The sun was starting to set, fast, and in our hustle we accidentally bypassed the unassuming ticket office (whoops) and proceeded to huff it up the numerous flights of mossy, stone stairs as tourists of all sorts walked downwards past us in the opposite direction.
After 10 minutes of climbing, sweating, and climbing some more, we reached the summit called Heaven’s Gate and we’re all too happy to pop open a cold one and cheers to making it for sunset!
Turns out it was a blessing in disguise we got there so late in the evening because we were able to marvel at the marble statues, formations, and pagodas illuminated by colorful lights, without having to fight through a crowd for a picture or even a simple glimpse of the attractions.
This little Vietnamese girl helping out with the family seafood restaurant:
Waking up at 5 am to watch the sunrise over Da Nang on top of Monkey Mountain (yes, we saw 4 adorable monkeys too!) :
Enjoying a bowl of breakfast Pho at the locals only Han market food stalls:
Sean found a mommy and baby frog that would not detach from each other:
And this little fella who crawled over the shower door while I was mid-shampoo:
Mì Quảng is a Vietnamese noodle dish that originated from Quảng Nam Province in central Vietnam.
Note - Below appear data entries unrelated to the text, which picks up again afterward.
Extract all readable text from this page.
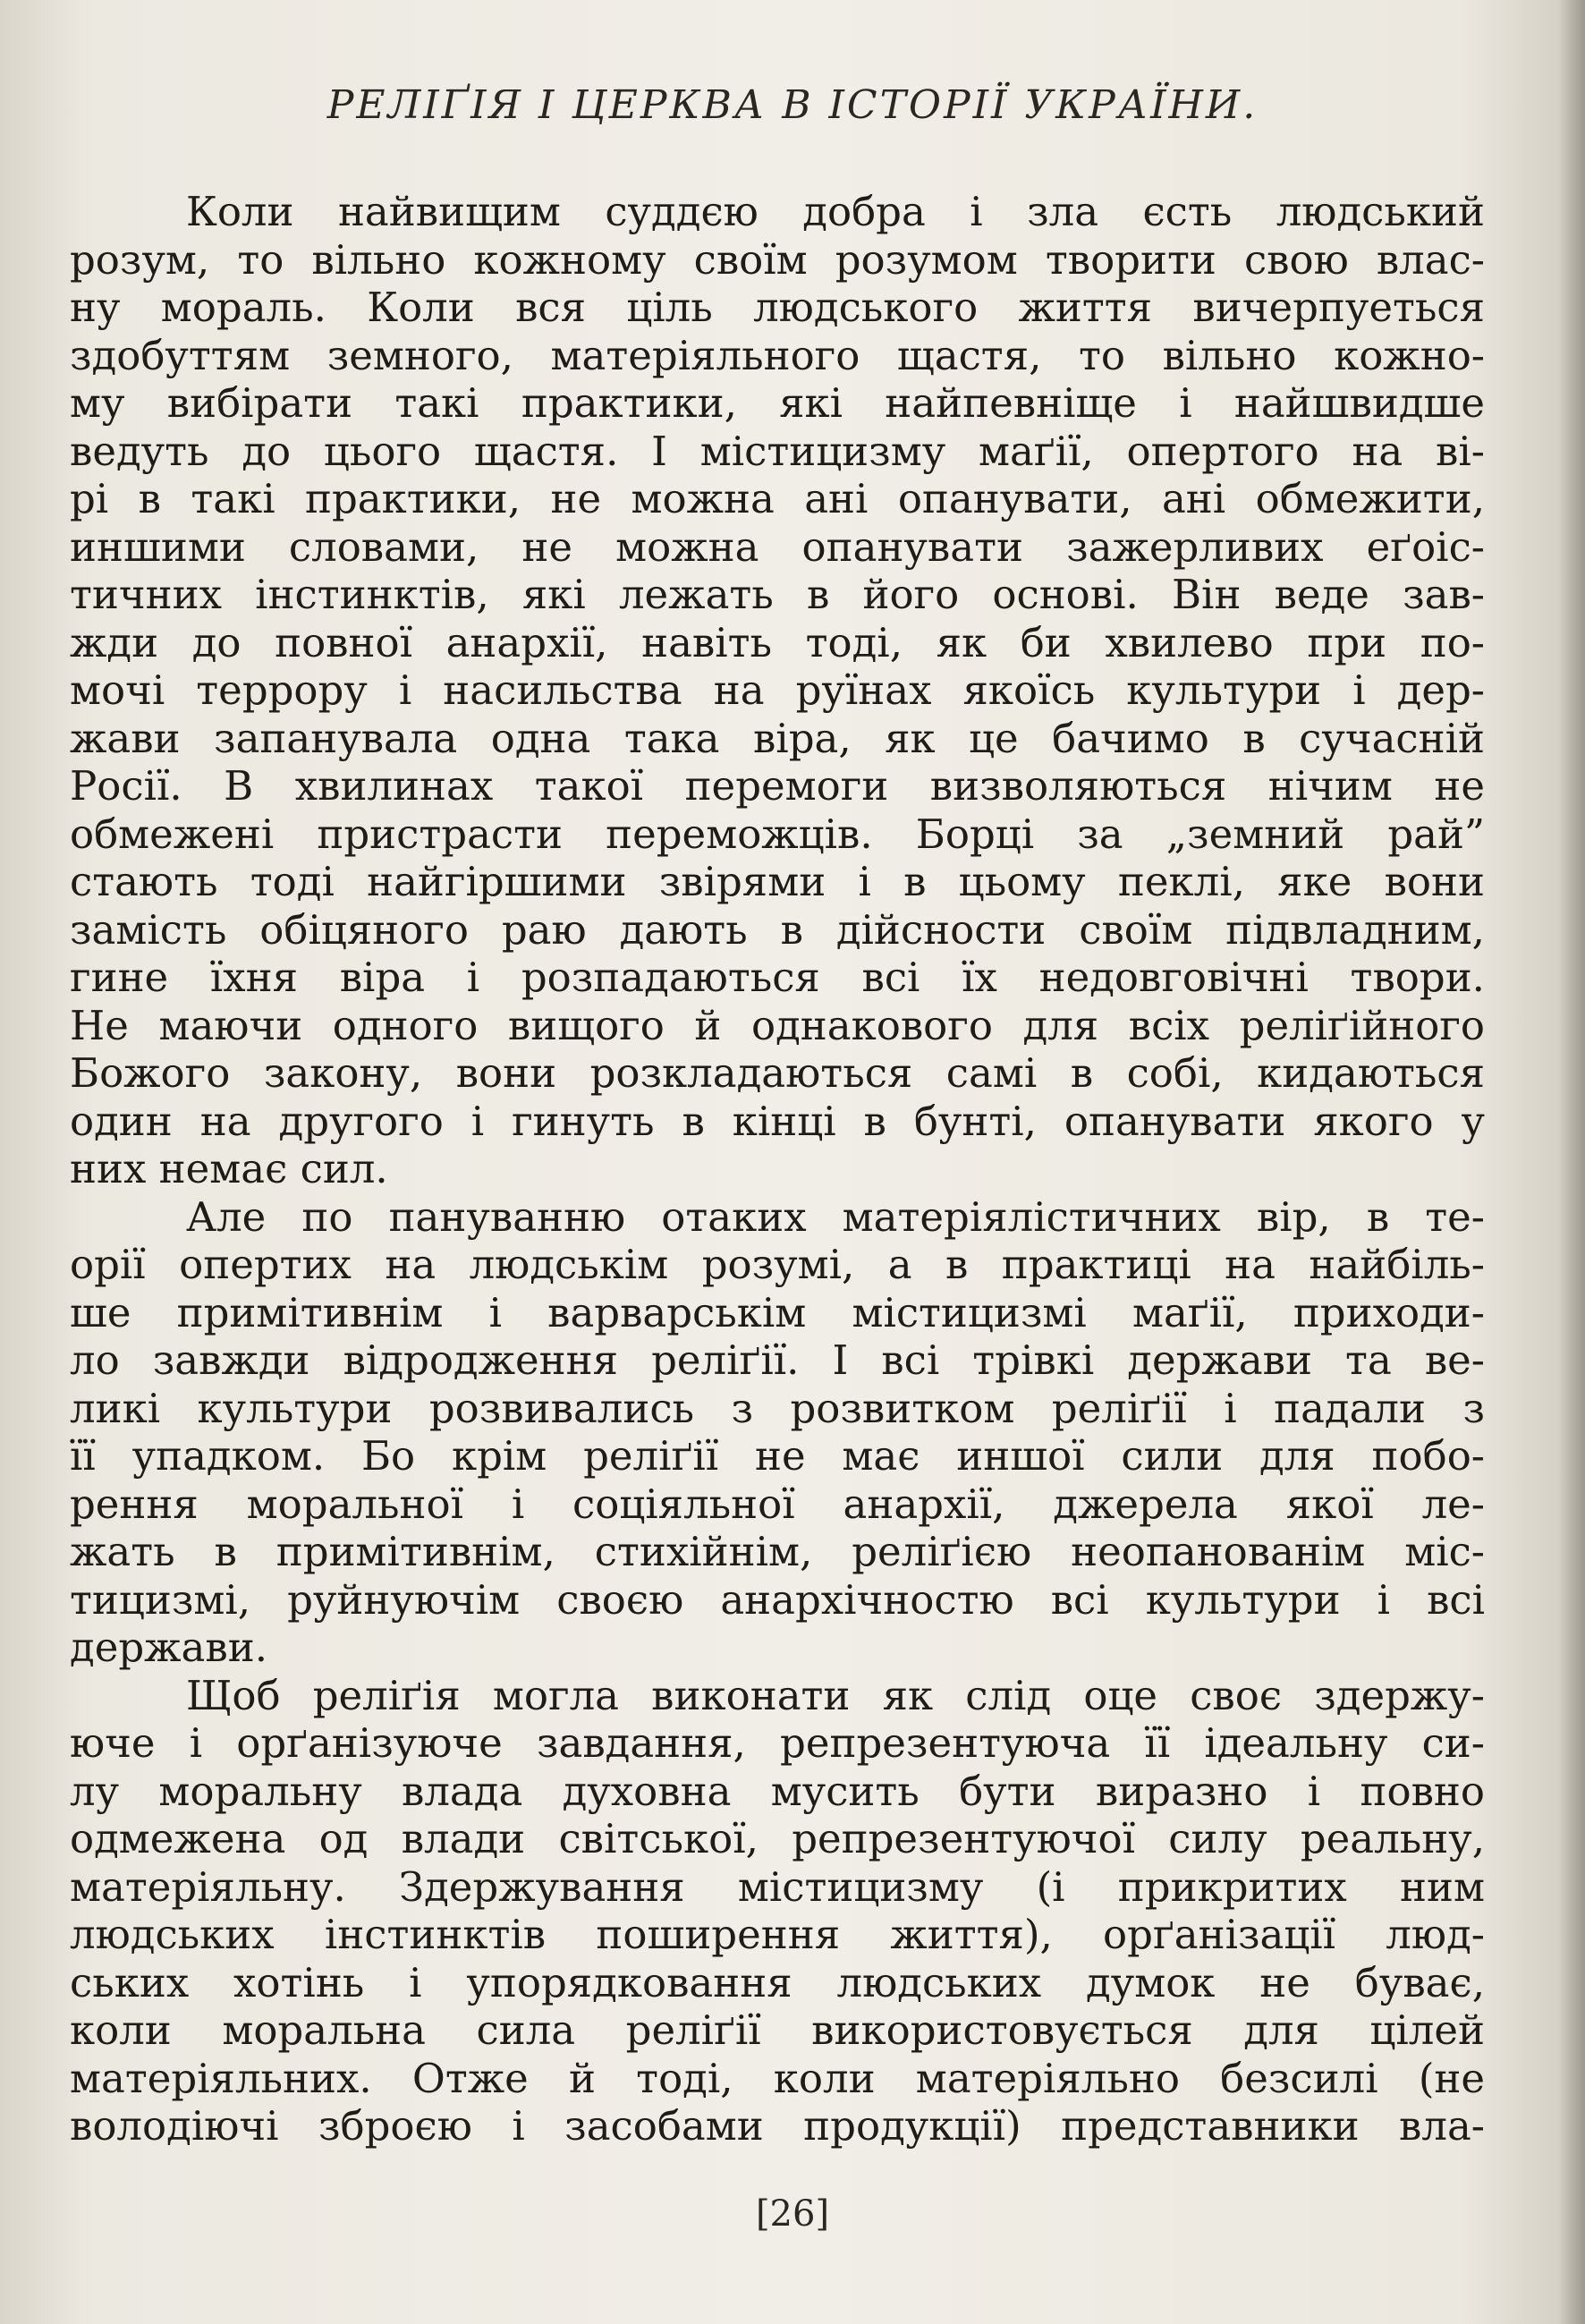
РЕЛІҐІЯ І ЦЕРКВА В ІСТОРІЇ УКРАЇНИ.
Коли найвищим суддєю добра і зла єсть людський
розум, то вільно кожному своїм розумом творити свою влас-
ну мораль. Коли вся ціль людського життя вичерпуеться
здобуттям земного, матеріяльного щастя, то вільно кожно-
му вибірати такі практики, які найпевніще і найшвидше
ведуть до цього щастя. І містицизму маґії, опертого на ві-
рі в такі практики, не можна ані опанувати, ані обмежити,
иншими словами, не можна опанувати зажерливих еґоіс-
тичних інстинктів, які лежать в його основі. Він веде зав-
жди до повної анархії, навіть тоді, як би хвилево при по-
мочі террору і насильства на руїнах якоїсь культури і дер-
жави запанувала одна така віра, як це бачимо в сучасній
Росії. В хвилинах такої перемоги визволяються нічим не
обмежені пристрасти переможців. Борці за „земний рай”
стають тоді найгіршими звірями і в цьому пеклі, яке вони
замість обіцяного раю дають в дійсности своїм підвладним,
гине їхня віра і розпадаються всі їх недовговічні твори.
Не маючи одного вищого й однакового для всіх реліґійного
Божого закону, вони розкладаються самі в собі, кидаються
один на другого і гинуть в кінці в бунті, опанувати якого у
них немає сил.
Але по пануванню отаких матеріялістичних вір, в те-
орії опертих на людськім розумі, а в практиці на найбіль-
ше примітивнім і варварськім містицизмі маґії, приходи-
ло завжди відродження реліґії. І всі трівкі держави та ве-
ликі культури розвивались з розвитком реліґії і падали з
її упадком. Бо крім реліґії не має иншої сили для побо-
рення моральної і соціяльної анархії, джерела якої ле-
жать в примітивнім, стихійнім, реліґією неопанованім міс-
тицизмі, руйнуючім своєю анархічностю всі культури і всі
держави.
Щоб реліґія могла виконати як слід оце своє здержу-
юче і орґанізуюче завдання, репрезентуюча її ідеальну си-
лу моральну влада духовна мусить бути виразно і повно
одмежена од влади світської, репрезентуючої силу реальну,
матеріяльну. Здержування містицизму (і прикритих ним
людських інстинктів поширення життя), орґанізації люд-
ських хотінь і упорядковання людських думок не буває,
коли моральна сила реліґії використовується для цілей
матеріяльних. Отже й тоді, коли матеріяльно безсилі (не
володіючі зброєю і засобами продукції) представники вла-
[26]
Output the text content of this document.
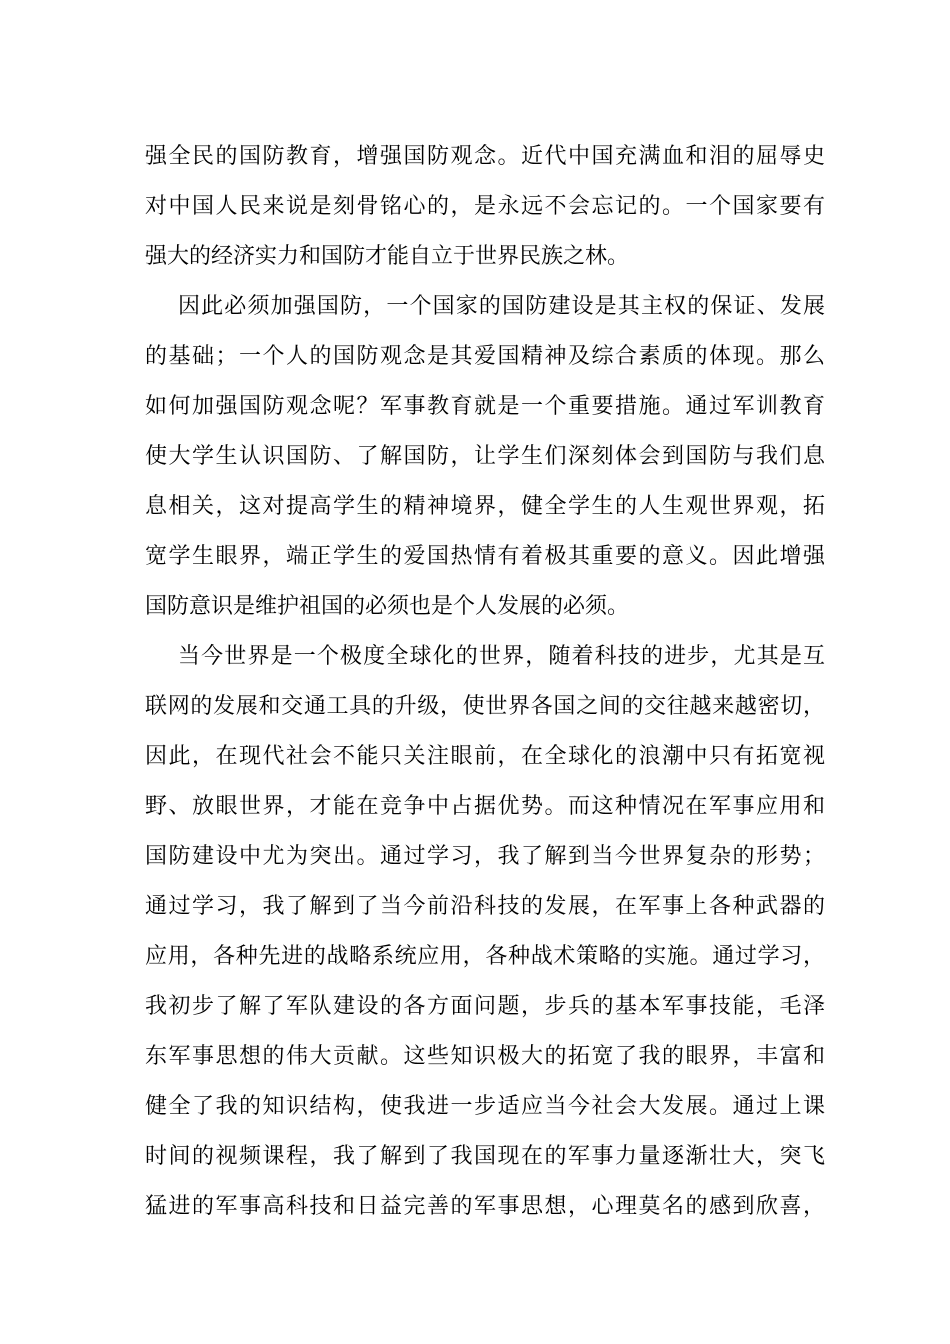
强全民的国防教育，增强国防观念。近代中国充满血和泪的屈辱史
对中国人民来说是刻骨铭心的，是永远不会忘记的。一个国家要有
强大的经济实力和国防才能自立于世界民族之林。
因此必须加强国防，一个国家的国防建设是其主权的保证、发展
的基础；一个人的国防观念是其爱国精神及综合素质的体现。那么
如何加强国防观念呢？军事教育就是一个重要措施。通过军训教育
使大学生认识国防、了解国防，让学生们深刻体会到国防与我们息
息相关，这对提高学生的精神境界，健全学生的人生观世界观，拓
宽学生眼界，端正学生的爱国热情有着极其重要的意义。因此增强
国防意识是维护祖国的必须也是个人发展的必须。
当今世界是一个极度全球化的世界，随着科技的进步，尤其是互
联网的发展和交通工具的升级，使世界各国之间的交往越来越密切，
因此，在现代社会不能只关注眼前，在全球化的浪潮中只有拓宽视
野、放眼世界，才能在竞争中占据优势。而这种情况在军事应用和
国防建设中尤为突出。通过学习，我了解到当今世界复杂的形势；
通过学习，我了解到了当今前沿科技的发展，在军事上各种武器的
应用，各种先进的战略系统应用，各种战术策略的实施。通过学习，
我初步了解了军队建设的各方面问题，步兵的基本军事技能，毛泽
东军事思想的伟大贡献。这些知识极大的拓宽了我的眼界，丰富和
健全了我的知识结构，使我进一步适应当今社会大发展。通过上课
时间的视频课程，我了解到了我国现在的军事力量逐渐壮大，突飞
猛进的军事高科技和日益完善的军事思想，心理莫名的感到欣喜，
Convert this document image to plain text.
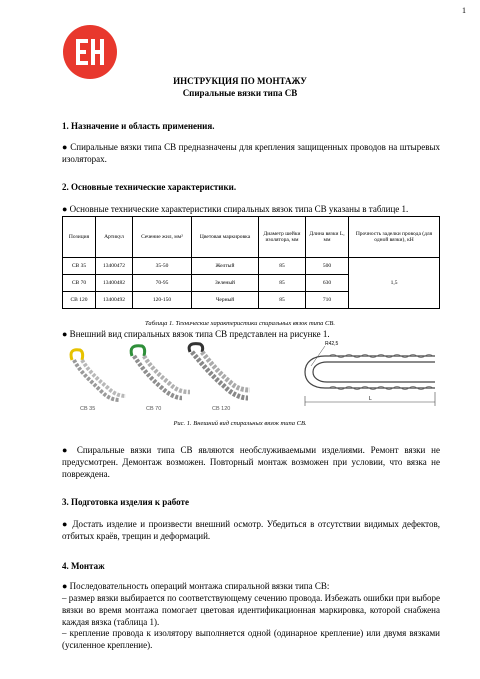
1
ИНСТРУКЦИЯ ПО МОНТАЖУ
Спиральные вязки типа СВ
1. Назначение и область применения.
● Спиральные вязки типа СВ предназначены для крепления защищенных проводов на штыревых изоляторах.
2. Основные технические характеристики.
● Основные технические характеристики спиральных вязок типа СВ указаны в таблице 1.
Позиция	Артикул	Сечение жил, мм²	Цветовая маркировка	Диаметр шейки изолятора, мм	Длина вязки L, мм	Прочность заделки провода (для одной вязки), кН
СВ 35	13400472	35-50	Желтый	85	500	1,5
СВ 70	13400482	70-95	Зеленый	85	630	
СВ 120	13400492	120-150	Черный	85	710	
Таблица 1. Технические характеристики спиральных вязок типа СВ.
● Внешний вид спиральных вязок типа СВ представлен на рисунке 1.
СВ 35	СВ 70	СВ 120
R42,5
L
Рис. 1. Внешний вид спиральных вязок типа СВ.
● Спиральные вязки типа СВ являются необслуживаемыми изделиями. Ремонт вязки не предусмотрен. Демонтаж возможен. Повторный монтаж возможен при условии, что вязка не повреждена.
3. Подготовка изделия к работе
● Достать изделие и произвести внешний осмотр. Убедиться в отсутствии видимых дефектов, отбитых краёв, трещин и деформаций.
4. Монтаж
● Последовательность операций монтажа спиральной вязки типа СВ:
– размер вязки выбирается по соответствующему сечению провода. Избежать ошибки при выборе вязки во время монтажа помогает цветовая идентификационная маркировка, которой снабжена каждая вязка (таблица 1).
– крепление провода к изолятору выполняется одной (одинарное крепление) или двумя вязками (усиленное крепление).
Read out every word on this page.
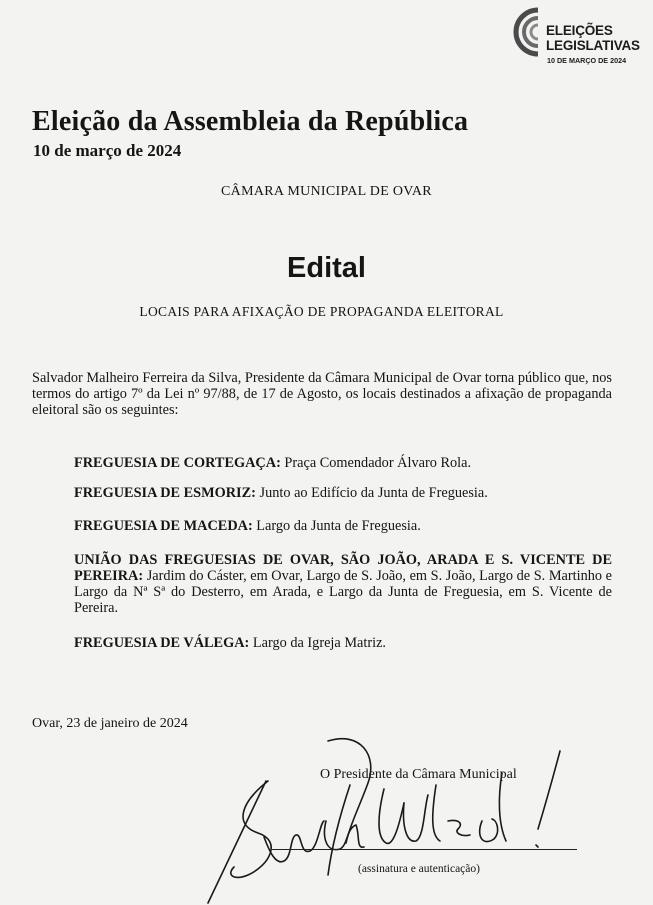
ELEIÇÕES
LEGISLATIVAS
10 DE MARÇO DE 2024
Eleição da Assembleia da República
10 de março de 2024
CÂMARA MUNICIPAL DE OVAR
Edital
LOCAIS PARA AFIXAÇÃO DE PROPAGANDA ELEITORAL

Salvador Malheiro Ferreira da Silva, Presidente da Câmara Municipal de Ovar torna público que, nos termos do artigo 7º da Lei nº 97/88, de 17 de Agosto, os locais destinados a afixação de propaganda eleitoral são os seguintes:

FREGUESIA DE CORTEGAÇA: Praça Comendador Álvaro Rola.

FREGUESIA DE ESMORIZ: Junto ao Edifício da Junta de Freguesia.

FREGUESIA DE MACEDA: Largo da Junta de Freguesia.

UNIÃO DAS FREGUESIAS DE OVAR, SÃO JOÃO, ARADA E S. VICENTE DE PEREIRA: Jardim do Cáster, em Ovar, Largo de S. João, em S. João, Largo de S. Martinho e Largo da Nª Sª do Desterro, em Arada, e Largo da Junta de Freguesia, em S. Vicente de Pereira.

FREGUESIA DE VÁLEGA: Largo da Igreja Matriz.

Ovar, 23 de janeiro de 2024
O Presidente da Câmara Municipal
(assinatura e autenticação)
We read about this dish on a fellow traveler’s WordPress blog. The most enticing factor of the meal aside from the mouthwatering ingredients was the price, 25,000 Dong or $1 USD for an entire, filling meal!
The dish is made with a wide rice noodle. Turmeric is added during the cooking process to give the yellowish color you see in our photo. The broth underneath the good stuff is made by simmering the meat of choice (chicken, pork, shrimp) in the water (bone included in the simmering and eating process). Our dish was traditionally topped off with fresh roasted peanuts and sliced green shallots, yum!
Street food and mouthwatering meatballs on sticks:
This popular snack of crispy rice tortilla, honey, sesame seeds and peanuts, yes please!